Both men promised to shame those who don’t cooperate voluntarily.
“We’re going to be aggressive in our pursuit of information,” Angelides said. “We’ll be more than happy to share with people the names of those who are not forthcoming.”
The commission’s reporting deadline next year follows what are expected to be closely contested congressional mid-term elections, and the commission’s probe parallels efforts in Congress to pass the most sweeping revamp of financial regulation since the Great Depression.
There’s public and congressional skepticism about the panel, partly because many of the broad contributing factors in the financial meltdown are well known and have been covered in dozens of congressional hearings.
These contributing factors include weakened mortgage lending standards, faulty performance of the credit-rating agencies, overextended investment banks, insufficient and at times nonexistent federal regulation, as well as secret, insurance-like bets that encouraged risk taking.
In addition, the Federal Reserve Board’s efforts to keep lending rates unusually low for an extended period of time led to an era of cheap borrowing for financial firms and consumers. That fed interest in high-yield mortgage-backed securities and fueled Wall Street’s role in buying $2 trillion in risky mortgages.
“Everyone’s got their theories about what went wrong,” Angelides said. “It’s our job, as best as we can as an official government inquiry, to try to bring clarity to the American people. And while there are many theories out there, and while I would say the elites in the country think they know what went wrong, there is not a broad understanding for most Americans about what the heck happened.”
The commission faces numerous hurdles, not the least of which is a compressed time frame that weakens some of the benefit of having the power to subpoena documents or witnesses.

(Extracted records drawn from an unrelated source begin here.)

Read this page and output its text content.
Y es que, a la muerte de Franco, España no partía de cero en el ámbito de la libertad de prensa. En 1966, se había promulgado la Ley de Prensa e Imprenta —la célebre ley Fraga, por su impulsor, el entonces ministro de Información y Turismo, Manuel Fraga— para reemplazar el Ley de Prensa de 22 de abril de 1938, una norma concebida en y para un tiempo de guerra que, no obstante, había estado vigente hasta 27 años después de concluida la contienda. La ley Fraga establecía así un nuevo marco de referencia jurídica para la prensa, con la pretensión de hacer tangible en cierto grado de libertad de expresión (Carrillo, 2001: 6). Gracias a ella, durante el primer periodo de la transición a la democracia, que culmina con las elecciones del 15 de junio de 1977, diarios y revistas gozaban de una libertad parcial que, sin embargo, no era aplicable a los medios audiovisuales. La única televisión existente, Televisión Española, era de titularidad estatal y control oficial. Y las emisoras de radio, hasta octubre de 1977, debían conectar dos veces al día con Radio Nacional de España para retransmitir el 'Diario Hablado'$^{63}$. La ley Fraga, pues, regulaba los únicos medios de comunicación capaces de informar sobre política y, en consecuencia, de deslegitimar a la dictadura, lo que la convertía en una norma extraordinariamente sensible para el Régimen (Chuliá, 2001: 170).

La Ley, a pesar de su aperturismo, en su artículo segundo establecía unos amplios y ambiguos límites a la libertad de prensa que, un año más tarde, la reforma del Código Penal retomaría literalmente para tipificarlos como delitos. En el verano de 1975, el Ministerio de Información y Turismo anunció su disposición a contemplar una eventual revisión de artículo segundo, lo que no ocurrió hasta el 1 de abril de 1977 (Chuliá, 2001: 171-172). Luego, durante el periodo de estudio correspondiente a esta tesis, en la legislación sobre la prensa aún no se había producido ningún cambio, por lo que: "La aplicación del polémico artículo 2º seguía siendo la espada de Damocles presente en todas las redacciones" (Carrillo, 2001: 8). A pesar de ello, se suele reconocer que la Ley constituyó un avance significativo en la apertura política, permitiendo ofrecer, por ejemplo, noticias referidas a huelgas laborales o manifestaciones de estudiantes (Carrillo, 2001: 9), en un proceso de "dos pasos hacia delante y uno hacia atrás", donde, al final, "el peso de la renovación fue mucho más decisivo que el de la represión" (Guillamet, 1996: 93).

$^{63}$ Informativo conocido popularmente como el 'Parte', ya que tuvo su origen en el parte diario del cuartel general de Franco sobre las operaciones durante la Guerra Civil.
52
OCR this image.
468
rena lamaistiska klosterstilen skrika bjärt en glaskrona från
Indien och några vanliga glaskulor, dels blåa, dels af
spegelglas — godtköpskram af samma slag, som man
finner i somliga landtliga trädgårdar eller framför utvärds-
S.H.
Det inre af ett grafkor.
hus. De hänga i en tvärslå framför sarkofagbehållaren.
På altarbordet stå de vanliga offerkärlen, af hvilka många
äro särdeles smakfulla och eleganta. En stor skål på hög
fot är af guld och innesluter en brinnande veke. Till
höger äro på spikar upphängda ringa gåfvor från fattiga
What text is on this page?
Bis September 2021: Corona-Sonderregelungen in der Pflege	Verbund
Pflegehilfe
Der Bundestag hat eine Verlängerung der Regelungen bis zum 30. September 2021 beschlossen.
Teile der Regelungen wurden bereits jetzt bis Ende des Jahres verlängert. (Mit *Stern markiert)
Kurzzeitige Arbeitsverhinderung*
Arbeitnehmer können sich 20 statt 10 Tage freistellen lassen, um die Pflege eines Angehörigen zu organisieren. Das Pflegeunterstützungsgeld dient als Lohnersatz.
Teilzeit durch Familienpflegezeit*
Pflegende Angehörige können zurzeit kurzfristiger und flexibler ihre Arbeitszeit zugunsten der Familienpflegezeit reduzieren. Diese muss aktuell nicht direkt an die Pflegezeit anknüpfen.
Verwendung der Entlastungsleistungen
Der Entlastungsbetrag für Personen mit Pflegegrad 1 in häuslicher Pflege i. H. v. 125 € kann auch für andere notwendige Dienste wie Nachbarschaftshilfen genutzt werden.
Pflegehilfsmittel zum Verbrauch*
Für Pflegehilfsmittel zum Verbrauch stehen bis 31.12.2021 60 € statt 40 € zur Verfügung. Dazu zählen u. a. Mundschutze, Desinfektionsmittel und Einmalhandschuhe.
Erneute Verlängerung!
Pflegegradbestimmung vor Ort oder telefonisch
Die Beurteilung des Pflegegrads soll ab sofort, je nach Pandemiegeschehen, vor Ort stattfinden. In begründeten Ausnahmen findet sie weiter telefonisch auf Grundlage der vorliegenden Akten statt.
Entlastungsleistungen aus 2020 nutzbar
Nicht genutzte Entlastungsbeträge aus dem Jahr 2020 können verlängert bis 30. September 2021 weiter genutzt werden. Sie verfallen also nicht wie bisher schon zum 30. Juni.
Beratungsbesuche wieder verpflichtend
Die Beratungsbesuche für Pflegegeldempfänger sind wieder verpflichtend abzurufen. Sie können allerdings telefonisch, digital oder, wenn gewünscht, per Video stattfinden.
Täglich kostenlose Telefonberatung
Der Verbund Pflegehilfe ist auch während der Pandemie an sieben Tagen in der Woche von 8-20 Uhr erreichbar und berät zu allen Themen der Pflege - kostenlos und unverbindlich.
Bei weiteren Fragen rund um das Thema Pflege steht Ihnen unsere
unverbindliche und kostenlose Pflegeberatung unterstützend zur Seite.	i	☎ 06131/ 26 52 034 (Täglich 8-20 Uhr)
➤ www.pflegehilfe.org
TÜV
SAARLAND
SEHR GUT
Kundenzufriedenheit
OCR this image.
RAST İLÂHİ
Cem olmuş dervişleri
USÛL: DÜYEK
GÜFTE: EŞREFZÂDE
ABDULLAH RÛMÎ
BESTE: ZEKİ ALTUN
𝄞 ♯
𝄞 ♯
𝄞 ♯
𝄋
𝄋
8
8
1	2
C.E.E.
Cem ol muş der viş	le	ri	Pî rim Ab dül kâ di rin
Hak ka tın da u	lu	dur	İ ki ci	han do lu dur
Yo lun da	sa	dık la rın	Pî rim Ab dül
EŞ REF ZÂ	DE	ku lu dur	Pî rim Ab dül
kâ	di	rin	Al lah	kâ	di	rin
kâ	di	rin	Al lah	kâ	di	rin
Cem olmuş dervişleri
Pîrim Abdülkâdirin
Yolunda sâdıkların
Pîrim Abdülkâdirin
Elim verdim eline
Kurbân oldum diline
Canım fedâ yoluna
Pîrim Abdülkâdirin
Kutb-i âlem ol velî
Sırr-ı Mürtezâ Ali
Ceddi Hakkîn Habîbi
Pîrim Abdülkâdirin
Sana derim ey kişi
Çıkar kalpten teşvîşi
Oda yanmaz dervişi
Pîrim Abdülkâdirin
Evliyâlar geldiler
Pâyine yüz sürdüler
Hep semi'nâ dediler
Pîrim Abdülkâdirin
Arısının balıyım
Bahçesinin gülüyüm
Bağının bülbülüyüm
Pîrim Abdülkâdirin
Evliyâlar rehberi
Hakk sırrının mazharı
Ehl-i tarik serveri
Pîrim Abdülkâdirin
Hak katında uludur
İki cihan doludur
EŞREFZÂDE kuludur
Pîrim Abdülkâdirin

Thomas, a former California congressman and a former chairman of the powerful tax-writing House Ways and Means Committee, acknowledged a race against time because “to do a first-rate job, it takes more than 18 months, and now it is 12 months” until the panel must submit its report.
To probe a crisis that cost Americans more than $11 trillion in wealth, the commission must work within an $8 million budget to cover staff, offices and investigative expenses while taking on Wall Street giants such as Goldman Sachs.
“It’s a small, thin budget. Goldman will probably spend more on attorneys alone,” joked Angelides, a former California state treasurer and rainmaker in California Democratic politics.
The commission won an important tool — the ability to have personnel from the Securities and Exchange Commission and bank regulatory agencies available to the panel through next December.
“It certainly helps, because it gives us expertise without having to spend dollars, Thomas said.
No government agency or Wall Street titan is off limits, the pair insisted.
“It would be hard not to drive to the root without looking at the major government agencies. It would be hard not to drive to the root without looking at major Wall Street firms,” Angelides said. “We will obviously look at the most significant players in this marketplace.”